Pregler is another schnapps associated with a specific part of Tirol: Lienz in East Tirol. Indeed, this variety of schnapps must be made in this area for it to be called a “Pregler”. The ingredients are different kinds of apples and pears grown in the region, with some distillers even including plums in the mix. There is even a special guideline from the Austrian Food Authority on what can and can’t be in a “Pregler”. The resulting taste is clear and fruity. By the way, “Pregeln” is a dialect word still used in East Tirol today as a synonym for distilling schnapps.
5. Stanzer Zwetschke
The village of Stanz near Landeck enjoys a sunny location and dry climate that make it ideal for growing plums. The Stanzer Zwetschke schnapps is famous throughout Tirol and beyond. Indeed, no fewer than 53 of the 160 households in Stanz have a license to produce this schnapps. If you fancy trying some, we recommend a visit to the state-of-the-art distillery of Christoph Kössler, one of Tirol’s most well-known and successful schnapps producers. “Schnapps”, by the way, is a word which Kössler himself doesn’t like to use. Instead, he prefers the term “fine fruit brandy” to describe exquisite spirits produced through distillation.

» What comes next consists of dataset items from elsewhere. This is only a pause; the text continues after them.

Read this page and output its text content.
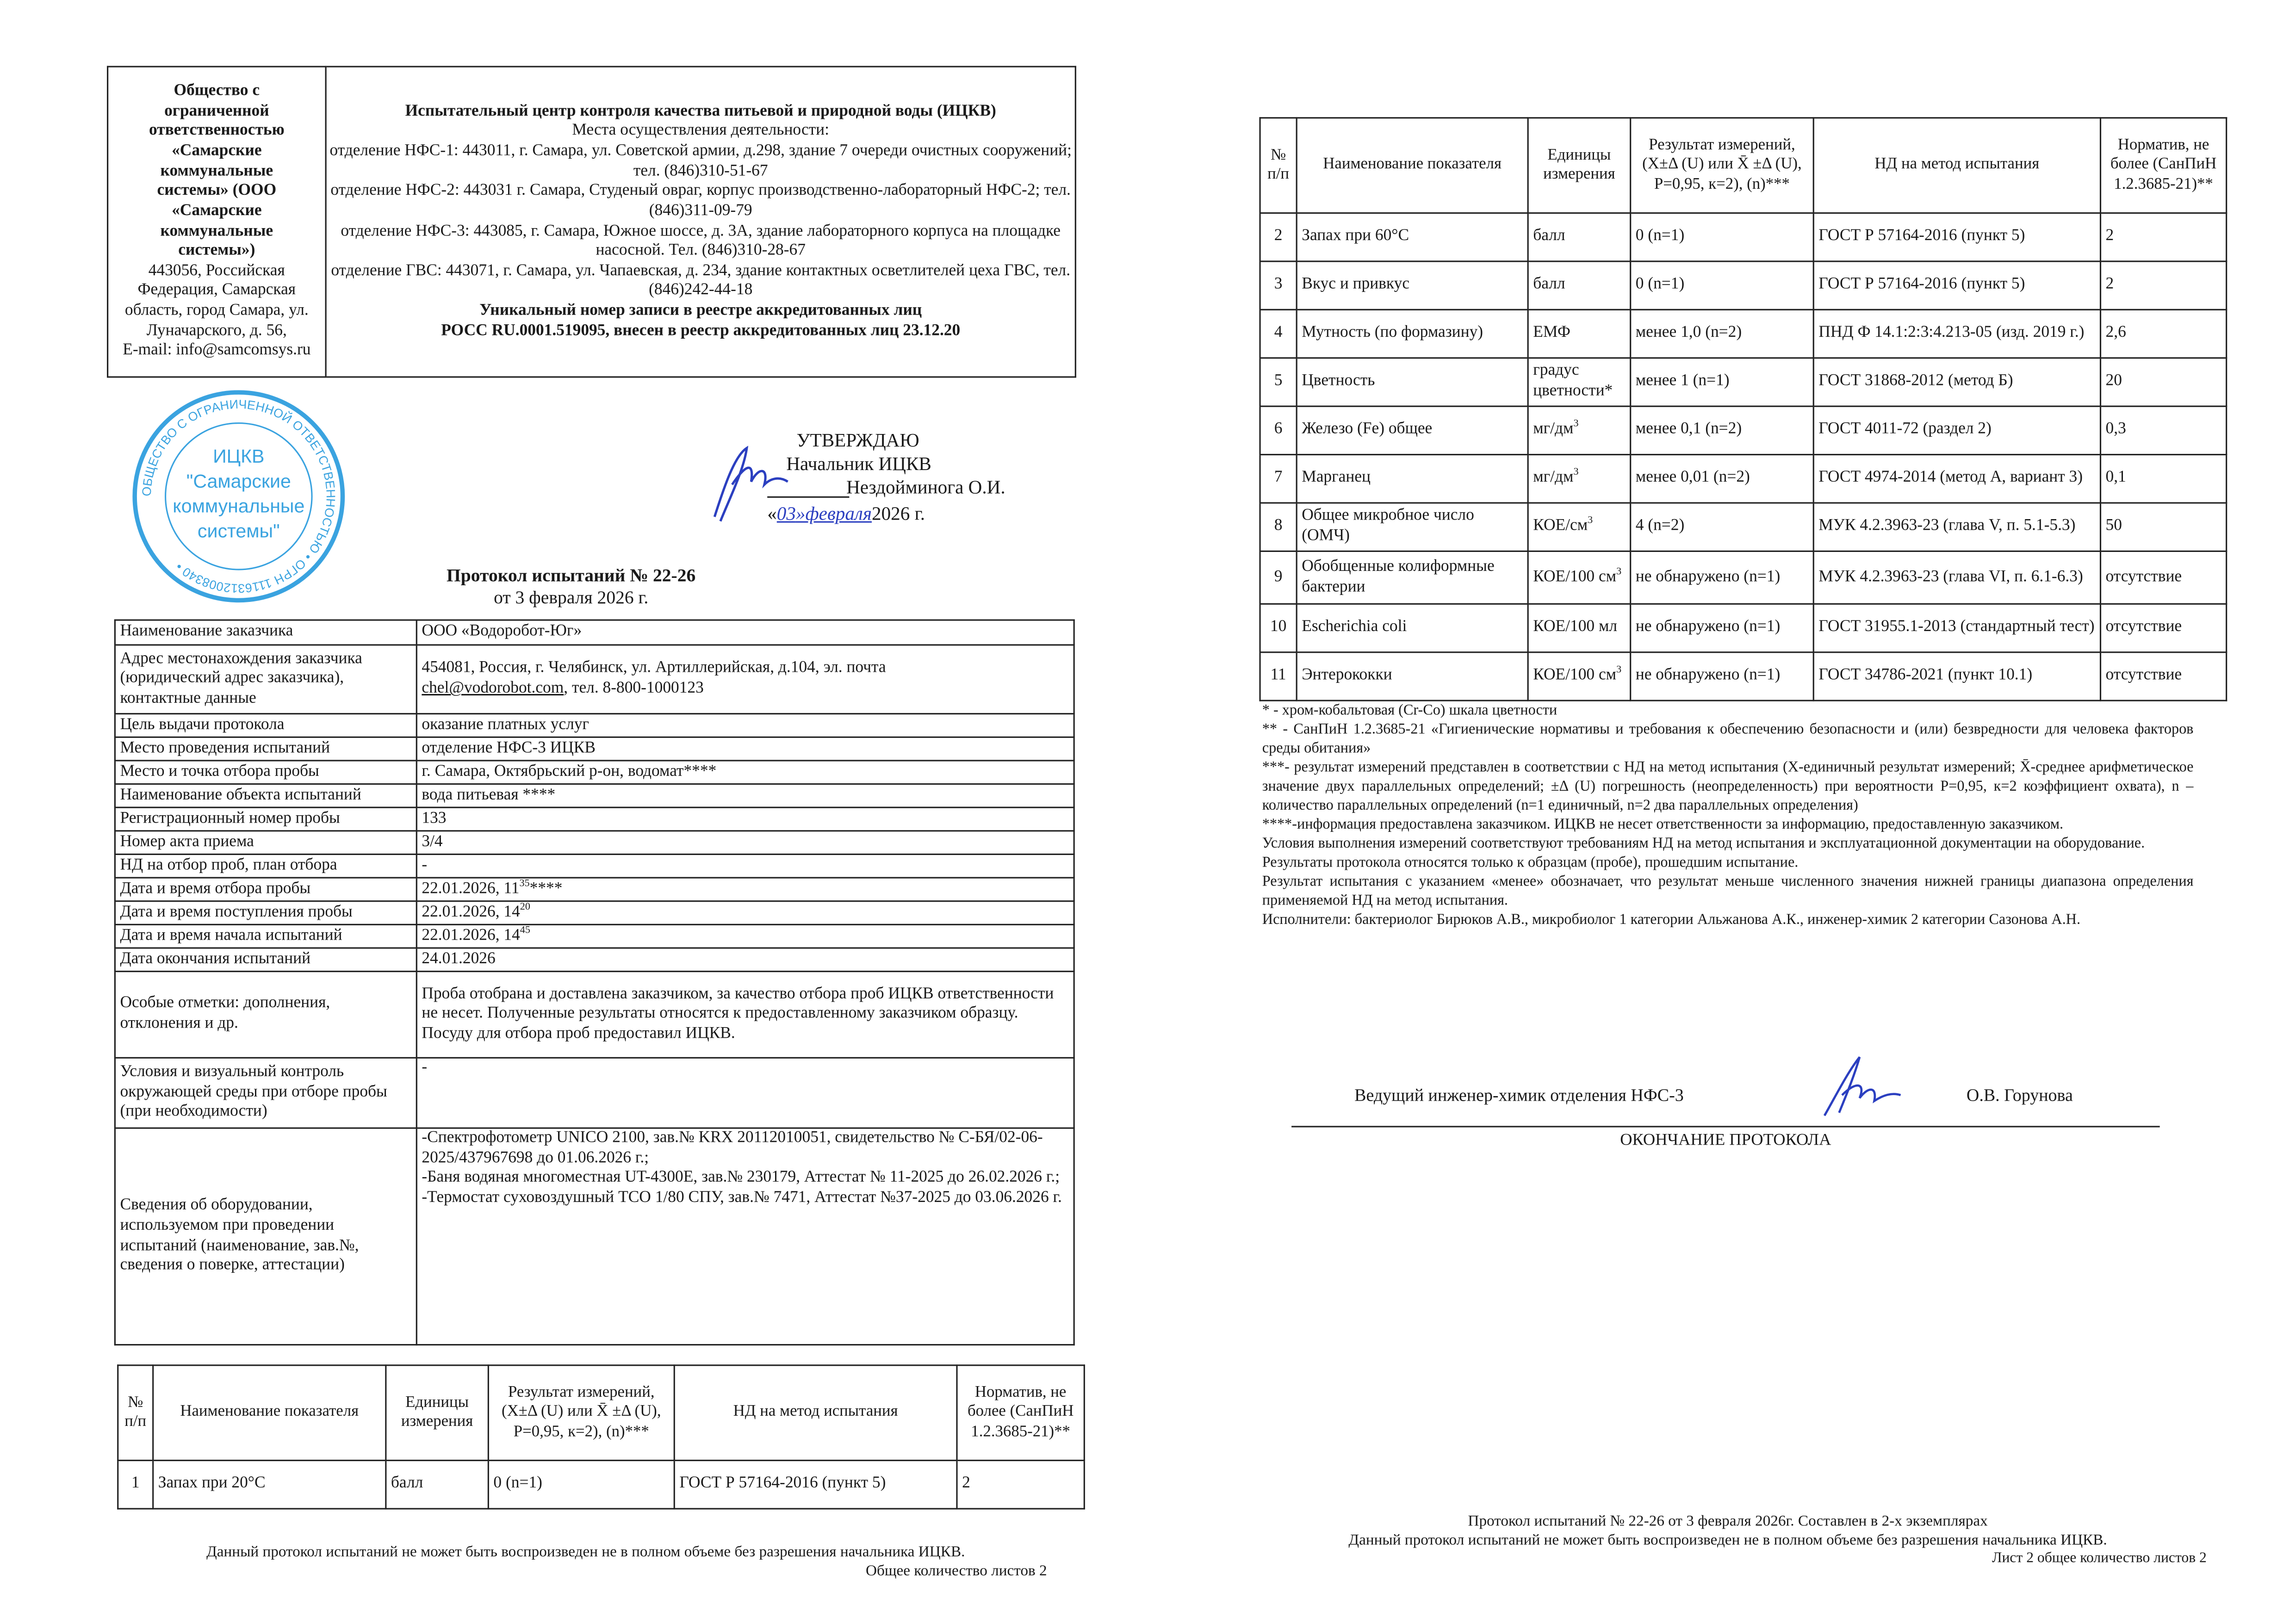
Общество с
ограниченной
ответственностью
«Самарские
коммунальные
системы» (ООО
«Самарские
коммунальные
системы»)
443056, Российская
Федерация, Самарская
область, город Самара, ул.
Луначарского, д. 56,
E-mail: info@samcomsys.ru

Испытательный центр контроля качества питьевой и природной воды (ИЦКВ)
Места осуществления деятельности:
отделение НФС-1: 443011, г. Самара, ул. Советской армии, д.298, здание 7 очереди очистных сооружений; тел. (846)310-51-67
отделение НФС-2: 443031 г. Самара, Студеный овраг, корпус производственно-лабораторный НФС-2; тел. (846)311-09-79
отделение НФС-3: 443085, г. Самара, Южное шоссе, д. 3А, здание лабораторного корпуса на площадке насосной. Тел. (846)310-28-67
отделение ГВС: 443071, г. Самара, ул. Чапаевская, д. 234, здание контактных осветлителей цеха ГВС, тел. (846)242-44-18
Уникальный номер записи в реестре аккредитованных лиц
РОСС RU.0001.519095, внесен в реестр аккредитованных лиц 23.12.20
ОБЩЕСТВО С ОГРАНИЧЕННОЙ ОТВЕТСТВЕННОСТЬЮ • ОГРН 1116312008340 •
ИЦКВ
"Самарские
коммунальные
системы"
УТВЕРЖДАЮ
Начальник ИЦКВ
Нездойминога О.И.
«03»февраля2026 г.
Протокол испытаний № 22-26
от 3 февраля 2026 г.
Наименование заказчика	ООО «Водоробот-Юг»
Адрес местонахождения заказчика (юридический адрес заказчика), контактные данные	454081, Россия, г. Челябинск, ул. Артиллерийская, д.104, эл. почта
chel@vodorobot.com, тел. 8-800-1000123
Цель выдачи протокола	оказание платных услуг
Место проведения испытаний	отделение НФС-3 ИЦКВ
Место и точка отбора пробы	г. Самара, Октябрьский р-он, водомат****
Наименование объекта испытаний	вода питьевая ****
Регистрационный номер пробы	133
Номер акта приема	3/4
НД на отбор проб, план отбора	-
Дата и время отбора пробы	22.01.2026, $11^{35}****$
Дата и время поступления пробы	22.01.2026, $14^{20}$
Дата и время начала испытаний	22.01.2026, $14^{45}$
Дата окончания испытаний	24.01.2026
Особые отметки: дополнения, отклонения и др.	Проба отобрана и доставлена заказчиком, за качество отбора проб ИЦКВ ответственности не несет. Полученные результаты относятся к предоставленному заказчиком образцу. Посуду для отбора проб предоставил ИЦКВ.
Условия и визуальный контроль окружающей среды при отборе пробы (при необходимости)	-
Сведения об оборудовании, используемом при проведении испытаний (наименование, зав.№, сведения о поверке, аттестации)	-Спектрофотометр UNICO 2100, зав.№ KRX 20112010051, свидетельство № С-БЯ/02-06-2025/437967698 до 01.06.2026 г.;
-Баня водяная многоместная UT-4300E, зав.№ 230179, Аттестат № 11-2025 до 26.02.2026 г.;
-Термостат суховоздушный ТСО 1/80 СПУ, зав.№ 7471, Аттестат №37-2025 до 03.06.2026 г.
№ п/п	Наименование показателя	Единицы измерения	Результат измерений, (X±Δ (U) или X̄ ±Δ (U), P=0,95, к=2), (n)***	НД на метод испытания	Норматив, не более (СанПиН 1.2.3685-21)**
1	Запах при 20°С	балл	0 (n=1)	ГОСТ Р 57164-2016 (пункт 5)	2
Данный протокол испытаний не может быть воспроизведен не в полном объеме без разрешения начальника ИЦКВ.
Общее количество листов 2
№ п/п	Наименование показателя	Единицы измерения	Результат измерений, (X±Δ (U) или X̄ ±Δ (U), P=0,95, к=2), (n)***	НД на метод испытания	Норматив, не более (СанПиН 1.2.3685-21)**
2	Запах при 60°С	балл	0 (n=1)	ГОСТ Р 57164-2016 (пункт 5)	2
3	Вкус и привкус	балл	0 (n=1)	ГОСТ Р 57164-2016 (пункт 5)	2
4	Мутность (по формазину)	ЕМФ	менее 1,0 (n=2)	ПНД Ф 14.1:2:3:4.213-05 (изд. 2019 г.)	2,6
5	Цветность	градус цветности*	менее 1 (n=1)	ГОСТ 31868-2012 (метод Б)	20
6	Железо (Fe) общее	$мг/дм^3$	менее 0,1 (n=2)	ГОСТ 4011-72 (раздел 2)	0,3
7	Марганец	$мг/дм^3$	менее 0,01 (n=2)	ГОСТ 4974-2014 (метод А, вариант 3)	0,1
8	Общее микробное число (ОМЧ)	КОЕ/$см^3$	4 (n=2)	МУК 4.2.3963-23 (глава V, п. 5.1-5.3)	50
9	Обобщенные колиформные бактерии	КОЕ/100 $см^3$	не обнаружено (n=1)	МУК 4.2.3963-23 (глава VI, п. 6.1-6.3)	отсутствие
10	Escherichia coli	КОЕ/100 мл	не обнаружено (n=1)	ГОСТ 31955.1-2013 (стандартный тест)	отсутствие
11	Энтерококки	КОЕ/100 $см^3$	не обнаружено (n=1)	ГОСТ 34786-2021 (пункт 10.1)	отсутствие
* - хром-кобальтовая (Cr-Co) шкала цветности
** - СанПиН 1.2.3685-21 «Гигиенические нормативы и требования к обеспечению безопасности и (или) безвредности для человека факторов среды обитания»
***- результат измерений представлен в соответствии с НД на метод испытания (Х-единичный результат измерений; X̄-среднее арифметическое значение двух параллельных определений; ±Δ (U) погрешность (неопределенность) при вероятности P=0,95, к=2 коэффициент охвата), n – количество параллельных определений (n=1 единичный, n=2 два параллельных определения)
****-информация предоставлена заказчиком. ИЦКВ не несет ответственности за информацию, предоставленную заказчиком.
Условия выполнения измерений соответствуют требованиям НД на метод испытания и эксплуатационной документации на оборудование.
Результаты протокола относятся только к образцам (пробе), прошедшим испытание.
Результат испытания с указанием «менее» обозначает, что результат меньше численного значения нижней границы диапазона определения применяемой НД на метод испытания.
Исполнители: бактериолог Бирюков А.В., микробиолог 1 категории Альжанова А.К., инженер-химик 2 категории Сазонова А.Н.
Ведущий инженер-химик отделения НФС-3	О.В. Горунова
ОКОНЧАНИЕ ПРОТОКОЛА
Протокол испытаний № 22-26 от 3 февраля 2026г. Составлен в 2-х экземплярах
Данный протокол испытаний не может быть воспроизведен не в полном объеме без разрешения начальника ИЦКВ.
Лист 2 общее количество листов 2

6. Schnappsbrennerei Rochelt
The Schnapsbrennerei Rochelt is a distillery in the village of Fritzens which quite simply makes some of the best spirits in the world. This family-run business uses only the finest fruit and berries harvested by hand to produce 20 varities of outstanding schnapps, including everything from apple to rowanberry. Once the distilling process is complete, the schnapps is left to mature for around ten years in huge open glass balloons kept in the loft. Only then is it ready to be bottled, sold and enjoyed.
Tirol Schnapps Route
Selected distilleries in Tirol offer visitors the opportunity to see how schnapps is made – from growing the fruit to distilling the mash and, of course, tasting the delicious end product. The Tirol Schnapps Route is a walking trail connecting several of these locations in different areas of the region.